Cpl. Scott MacRae said the RCMP has been looking for help from the public to identify the items’ owners, including through the force’s website.
“Some of the investigation has led investigators in the direction of P.E.I.,” he said.
When the police pulled the alleged thief over during the summer for breaching the conditions of his house arrest, they found several items in his vehicle, including a letter British Gen. James Wolfe wrote in 1758.
After investigating further, the police determined the letter was stolen and last week they searched a home where they found a small fortune worth of antiques.
MacRae said the 1,300 items basically mean there are 1,300 separate investigations underway to find out who owns them.
“It’s one of the more unique and interesting, I would say, files that we’ve had for a while,” he said.

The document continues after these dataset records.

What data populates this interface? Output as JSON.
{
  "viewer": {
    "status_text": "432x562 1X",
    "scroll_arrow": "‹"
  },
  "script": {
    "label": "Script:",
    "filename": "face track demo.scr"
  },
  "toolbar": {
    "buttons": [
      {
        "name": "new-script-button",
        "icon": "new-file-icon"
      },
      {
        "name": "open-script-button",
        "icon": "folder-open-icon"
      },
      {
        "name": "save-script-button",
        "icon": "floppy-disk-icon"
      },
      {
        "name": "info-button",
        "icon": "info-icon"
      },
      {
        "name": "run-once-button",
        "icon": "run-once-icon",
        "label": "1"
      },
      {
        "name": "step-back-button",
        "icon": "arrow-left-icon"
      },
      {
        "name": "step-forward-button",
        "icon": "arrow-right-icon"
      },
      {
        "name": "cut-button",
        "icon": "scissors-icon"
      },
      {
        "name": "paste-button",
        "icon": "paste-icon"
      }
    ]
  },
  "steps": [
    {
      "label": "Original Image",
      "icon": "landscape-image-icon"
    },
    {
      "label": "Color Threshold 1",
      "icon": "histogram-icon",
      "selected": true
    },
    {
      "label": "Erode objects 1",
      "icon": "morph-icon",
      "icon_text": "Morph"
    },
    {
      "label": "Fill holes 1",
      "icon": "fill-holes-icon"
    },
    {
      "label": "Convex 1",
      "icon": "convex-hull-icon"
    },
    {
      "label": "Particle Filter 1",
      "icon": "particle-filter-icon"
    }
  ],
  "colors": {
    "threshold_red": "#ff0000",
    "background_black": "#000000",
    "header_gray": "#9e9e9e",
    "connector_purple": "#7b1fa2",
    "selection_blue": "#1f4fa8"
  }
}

Although many of the items originated in Nova Scotia, the RCMP believes some came from other parts of Atlantic Canada, including P.E.I.
MacCrae said that as part of the investigation, the RCMP has sent pictures to universities throughout Atlantic Canada and they are working with them, as well as museums and private collectors.
“Some of the items are antiques and we believe were stolen from local people throughout Atlantic Canada,” he said.
UPEI’s security services confirmed to The Guardian it had no reports that appeared related to the seized items.
A spokesman for P.E.I.’s Tourism Department, which oversees the provincial archives, said they have no reason to believe anything was stolen from the archives or artifactory.
In their attempts to find the items’ owners, the RCMP plan to alternate the pictures it has on its website, which on Tuesday featured such items as an antique phonograph, a leather saddlebag and an antique oak door that was installed in the house where the items were seized.
MacRae said the RCMP investigators haven’t determined the value of all the items yet, but some are quite valuable, including a painting worth $40,000.
“It’s definitely into the hundreds of thousands.”
Some of the seized items are available for viewing online at www.rcmp-grc.gc.ca/ns and anyone with any information about the recovered antiques can call the RCMP at 902-426-1607.
John Mark Tillmann is scheduled to appear in court Feb. 27 on charges related to the seized items.